Commenters on the blog post that inspired Smith’s novel — about a future where artificial intelligence, not humans, generates literature — had raised the possibility that virtual reality would render all authors obsolete. 

Smith disagrees. “There will always be a place for storytellers,” he says. “The only thing that will make authors obsolete is a lack of readers.”

So, unsurprisingly, authors tended to agree on the wisdom of focusing on what you can control.

Keeping up with industry changes is valuable, says Ortolon, but only to a point. Remember your bread and butter: “Don’t become so distracted with industry news, especially all the hand-wringing, that you don’t get any writing done.”

Gaughran observed that while we don’t know what will follow the ebook revolution, it’s more important to realize that readers are happily downloading books right now. 

“The best insurance policy against change is a large readership. So don’t waste this opportunity by tying yourself up in knots about the future,” he says. “Start building your readership now and deal with the future when it happens.”

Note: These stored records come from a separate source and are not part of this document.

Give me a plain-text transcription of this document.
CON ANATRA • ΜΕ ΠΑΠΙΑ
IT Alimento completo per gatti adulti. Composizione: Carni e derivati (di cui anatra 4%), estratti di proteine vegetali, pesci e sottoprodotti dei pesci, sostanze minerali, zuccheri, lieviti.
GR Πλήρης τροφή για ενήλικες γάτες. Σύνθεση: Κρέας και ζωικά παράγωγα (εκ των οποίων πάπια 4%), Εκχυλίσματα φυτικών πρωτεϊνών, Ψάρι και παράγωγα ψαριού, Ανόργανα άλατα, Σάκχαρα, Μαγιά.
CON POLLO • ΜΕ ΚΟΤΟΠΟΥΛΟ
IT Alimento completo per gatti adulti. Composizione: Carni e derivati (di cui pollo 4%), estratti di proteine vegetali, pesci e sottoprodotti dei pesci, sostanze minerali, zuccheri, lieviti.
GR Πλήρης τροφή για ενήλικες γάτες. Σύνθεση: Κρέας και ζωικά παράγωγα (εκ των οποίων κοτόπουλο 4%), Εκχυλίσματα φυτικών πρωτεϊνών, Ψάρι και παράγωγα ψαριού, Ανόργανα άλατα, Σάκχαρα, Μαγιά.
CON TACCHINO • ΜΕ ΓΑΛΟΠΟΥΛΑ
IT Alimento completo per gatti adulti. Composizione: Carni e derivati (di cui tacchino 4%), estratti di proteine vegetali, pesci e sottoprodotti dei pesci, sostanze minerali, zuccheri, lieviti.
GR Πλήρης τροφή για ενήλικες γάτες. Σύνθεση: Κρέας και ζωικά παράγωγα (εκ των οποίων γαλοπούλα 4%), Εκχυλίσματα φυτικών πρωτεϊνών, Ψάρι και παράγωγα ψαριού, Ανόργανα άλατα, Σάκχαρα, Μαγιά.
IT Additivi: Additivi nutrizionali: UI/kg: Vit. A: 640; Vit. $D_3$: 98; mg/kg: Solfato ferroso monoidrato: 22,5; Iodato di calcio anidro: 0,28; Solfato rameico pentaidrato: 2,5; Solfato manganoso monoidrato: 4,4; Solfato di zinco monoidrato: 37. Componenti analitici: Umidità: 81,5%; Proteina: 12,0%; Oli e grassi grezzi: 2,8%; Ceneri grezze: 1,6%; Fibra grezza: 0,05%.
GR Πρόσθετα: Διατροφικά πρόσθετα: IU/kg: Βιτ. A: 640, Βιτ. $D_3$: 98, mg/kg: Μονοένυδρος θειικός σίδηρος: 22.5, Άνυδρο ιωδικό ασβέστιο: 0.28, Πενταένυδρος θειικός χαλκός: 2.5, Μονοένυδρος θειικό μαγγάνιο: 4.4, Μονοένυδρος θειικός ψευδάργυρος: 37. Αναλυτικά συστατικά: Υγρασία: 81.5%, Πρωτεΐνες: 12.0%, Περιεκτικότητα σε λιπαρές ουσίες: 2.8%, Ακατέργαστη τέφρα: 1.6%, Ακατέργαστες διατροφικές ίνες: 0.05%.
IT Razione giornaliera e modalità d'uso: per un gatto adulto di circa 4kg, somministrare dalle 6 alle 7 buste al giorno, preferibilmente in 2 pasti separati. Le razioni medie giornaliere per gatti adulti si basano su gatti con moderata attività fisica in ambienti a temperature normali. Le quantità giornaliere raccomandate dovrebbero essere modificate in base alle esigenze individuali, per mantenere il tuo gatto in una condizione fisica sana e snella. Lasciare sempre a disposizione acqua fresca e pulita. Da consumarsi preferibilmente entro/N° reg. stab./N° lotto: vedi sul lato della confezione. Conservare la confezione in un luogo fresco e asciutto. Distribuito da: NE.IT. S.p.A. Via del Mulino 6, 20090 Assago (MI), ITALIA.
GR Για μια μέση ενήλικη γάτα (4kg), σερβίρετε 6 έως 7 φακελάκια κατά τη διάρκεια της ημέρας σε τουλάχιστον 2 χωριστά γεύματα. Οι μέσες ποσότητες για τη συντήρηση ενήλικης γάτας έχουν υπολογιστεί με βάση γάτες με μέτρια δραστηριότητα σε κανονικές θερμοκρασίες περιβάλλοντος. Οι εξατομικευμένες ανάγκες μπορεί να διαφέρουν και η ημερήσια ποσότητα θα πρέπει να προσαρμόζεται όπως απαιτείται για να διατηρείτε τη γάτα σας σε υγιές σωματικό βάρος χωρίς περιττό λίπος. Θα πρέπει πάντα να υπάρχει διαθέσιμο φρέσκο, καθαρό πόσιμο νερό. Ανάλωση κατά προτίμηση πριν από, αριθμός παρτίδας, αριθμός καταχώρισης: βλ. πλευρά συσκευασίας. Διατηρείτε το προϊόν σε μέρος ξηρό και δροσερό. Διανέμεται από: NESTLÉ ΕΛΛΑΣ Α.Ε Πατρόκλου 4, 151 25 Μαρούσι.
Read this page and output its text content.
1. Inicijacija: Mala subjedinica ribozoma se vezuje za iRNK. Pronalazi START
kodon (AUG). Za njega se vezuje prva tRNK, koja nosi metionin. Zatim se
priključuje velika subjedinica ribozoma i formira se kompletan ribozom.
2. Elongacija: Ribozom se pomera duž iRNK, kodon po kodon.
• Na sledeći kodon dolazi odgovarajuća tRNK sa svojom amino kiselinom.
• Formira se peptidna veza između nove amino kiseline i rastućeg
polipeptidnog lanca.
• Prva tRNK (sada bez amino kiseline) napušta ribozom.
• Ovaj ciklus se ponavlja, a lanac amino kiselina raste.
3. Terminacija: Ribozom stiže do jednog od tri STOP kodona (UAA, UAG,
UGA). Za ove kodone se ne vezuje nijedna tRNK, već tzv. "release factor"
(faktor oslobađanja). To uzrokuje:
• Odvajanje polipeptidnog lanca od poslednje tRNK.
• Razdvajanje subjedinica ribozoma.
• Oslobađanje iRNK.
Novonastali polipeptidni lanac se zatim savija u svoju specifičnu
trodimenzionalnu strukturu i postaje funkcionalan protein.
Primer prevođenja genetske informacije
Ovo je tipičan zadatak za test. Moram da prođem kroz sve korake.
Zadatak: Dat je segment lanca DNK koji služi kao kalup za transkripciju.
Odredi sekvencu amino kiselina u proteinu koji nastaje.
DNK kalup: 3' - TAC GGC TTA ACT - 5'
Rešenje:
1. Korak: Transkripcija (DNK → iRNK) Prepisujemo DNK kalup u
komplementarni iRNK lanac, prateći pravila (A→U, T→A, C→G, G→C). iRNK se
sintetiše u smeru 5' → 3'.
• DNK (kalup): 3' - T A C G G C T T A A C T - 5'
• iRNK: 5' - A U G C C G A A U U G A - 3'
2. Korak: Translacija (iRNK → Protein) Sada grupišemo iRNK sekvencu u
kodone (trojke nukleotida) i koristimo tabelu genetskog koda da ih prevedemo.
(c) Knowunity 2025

But as for that future? Gaughran expects yet another delivery system for stories — beyond print and digital books — to emerge.

“I suspect that, in ten years’ time, the idea of sitting down at a machine to ‘go online’ is going to seem rather quaint, and that the barriers between the online world and the physical world will start to crumble — what’s happening with VR, augmented reality, and 3D printing is just the beginning.”